Kelsey first encountered the AISES family when she was a 12-year-old doing her homework in a room at the BPA Building in Portland during a 2000 National Conference planning meeting. At the 2009 National Conference she heard Dr. Bret Benally Thompson talk about his experience as a medical student and doctor, which helped inspire her to apply to and complete medical school at the University of New Mexico. During that conference she also sat next to John Herrington, and they compared their GRE and MCAT preparation exams toward the PhD and MD they would achieve respectively. Kelsey also received her Sequoyah medal at that 2009 conference. I worked with Shirley Jaramillo on National Conferences at that time, and Shirley would become an extended family member for Kelsey in Albuquerque while she completed her four years of medical school.
At the 2009 National Conference [Kelsey] heard Dr. Bret Benally Thompson talk about his experience as a medical student and doctor, which helped inspire her to apply to and complete medical school.
The importance of our AISES family circle was underscored this spring when Kelsey finished her three-year medical residency with the Seattle Indian Health Board at Swedish Medical Center. During her last three years, she reconnected with a mentor, Polly Olsen, Yakama, who had helped Kelsey apply to medical school programs in 2009. Kelsey found out that Polly’s family picked huckleberries in the same fields as my family. This AISES family reconnection is also multi-generational because Polly’s uncle was the late Richard “Dick” French, an Ely S. Parker Award recipient and the person who inspired me to become involved with the AISES family in 1981.

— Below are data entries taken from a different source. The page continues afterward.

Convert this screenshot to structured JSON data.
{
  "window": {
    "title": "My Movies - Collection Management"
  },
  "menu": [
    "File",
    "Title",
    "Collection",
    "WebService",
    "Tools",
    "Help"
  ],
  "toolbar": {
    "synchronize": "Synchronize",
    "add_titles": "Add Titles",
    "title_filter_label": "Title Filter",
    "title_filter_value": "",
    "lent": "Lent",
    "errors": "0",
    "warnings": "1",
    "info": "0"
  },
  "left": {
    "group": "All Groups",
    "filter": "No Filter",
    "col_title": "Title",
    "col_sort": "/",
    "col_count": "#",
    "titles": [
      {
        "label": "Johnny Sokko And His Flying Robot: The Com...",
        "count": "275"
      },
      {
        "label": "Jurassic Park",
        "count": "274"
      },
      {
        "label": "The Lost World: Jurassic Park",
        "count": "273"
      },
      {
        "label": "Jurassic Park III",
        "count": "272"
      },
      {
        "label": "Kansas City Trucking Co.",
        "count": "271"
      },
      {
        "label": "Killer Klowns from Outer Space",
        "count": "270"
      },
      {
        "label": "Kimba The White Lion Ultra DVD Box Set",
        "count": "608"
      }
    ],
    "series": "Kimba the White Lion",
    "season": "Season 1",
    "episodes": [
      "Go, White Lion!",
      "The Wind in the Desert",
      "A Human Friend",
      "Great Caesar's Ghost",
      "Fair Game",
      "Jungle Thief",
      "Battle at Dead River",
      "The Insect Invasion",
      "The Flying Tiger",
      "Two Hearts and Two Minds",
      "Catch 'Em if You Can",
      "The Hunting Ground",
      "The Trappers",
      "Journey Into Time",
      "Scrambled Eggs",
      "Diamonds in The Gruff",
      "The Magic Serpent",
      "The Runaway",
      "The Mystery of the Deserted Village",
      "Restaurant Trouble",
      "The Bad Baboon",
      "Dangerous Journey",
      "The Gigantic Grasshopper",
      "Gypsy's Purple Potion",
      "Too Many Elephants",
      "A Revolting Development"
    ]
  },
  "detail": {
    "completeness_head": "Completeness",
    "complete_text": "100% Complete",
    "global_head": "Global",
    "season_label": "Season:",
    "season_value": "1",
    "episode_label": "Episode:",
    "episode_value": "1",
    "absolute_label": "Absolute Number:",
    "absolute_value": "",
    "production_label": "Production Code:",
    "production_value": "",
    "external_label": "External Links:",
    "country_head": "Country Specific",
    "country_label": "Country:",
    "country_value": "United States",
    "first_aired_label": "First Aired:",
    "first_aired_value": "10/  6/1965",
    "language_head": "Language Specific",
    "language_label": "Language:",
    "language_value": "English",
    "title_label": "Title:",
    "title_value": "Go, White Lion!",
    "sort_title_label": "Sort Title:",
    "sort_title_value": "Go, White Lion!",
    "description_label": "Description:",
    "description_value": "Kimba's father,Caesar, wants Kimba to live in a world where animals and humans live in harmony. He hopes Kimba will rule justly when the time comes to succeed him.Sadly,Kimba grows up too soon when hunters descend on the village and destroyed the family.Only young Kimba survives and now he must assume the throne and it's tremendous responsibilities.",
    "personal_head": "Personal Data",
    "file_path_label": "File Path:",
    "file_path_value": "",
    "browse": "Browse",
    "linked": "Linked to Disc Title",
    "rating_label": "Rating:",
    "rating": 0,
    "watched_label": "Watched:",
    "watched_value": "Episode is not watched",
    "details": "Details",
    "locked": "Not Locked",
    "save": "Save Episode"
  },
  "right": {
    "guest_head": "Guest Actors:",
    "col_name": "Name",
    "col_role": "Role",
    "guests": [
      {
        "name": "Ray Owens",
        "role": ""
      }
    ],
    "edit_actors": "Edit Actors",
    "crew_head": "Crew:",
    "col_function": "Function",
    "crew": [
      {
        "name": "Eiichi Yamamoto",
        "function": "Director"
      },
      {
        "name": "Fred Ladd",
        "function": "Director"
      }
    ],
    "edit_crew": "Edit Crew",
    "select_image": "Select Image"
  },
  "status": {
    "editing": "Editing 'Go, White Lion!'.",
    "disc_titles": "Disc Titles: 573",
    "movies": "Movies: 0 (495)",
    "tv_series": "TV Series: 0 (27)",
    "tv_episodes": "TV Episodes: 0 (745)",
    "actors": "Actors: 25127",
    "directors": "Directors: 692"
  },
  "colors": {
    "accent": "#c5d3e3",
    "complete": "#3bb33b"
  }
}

Kelsey spent the last challenging months of her residency working the frontlines of the COVID-19 battle at the hospitals while also living next to Seattle’s Capitol Hill Autonomous Zone (a focus of international news during the George Floyd protests). She found out that I had also lived in that same Capitol Hill area while I attended the University of Washington during the time of the Fort Lawton Native Occupation and the 1975 George Jackson Brigade attack on the Seattle watershed. I was then a firefighter for the City of Seattle and on watch for any Brigade attack.
Kelsey and I were both first responders living and working in the same location during historic Seattle events, but nearly 45 years apart, and we’ve both lived to share our stories. Kelsey will continue putting “family” into family practice because she will start her own practice near family as a physician with the Puyallup Tribe.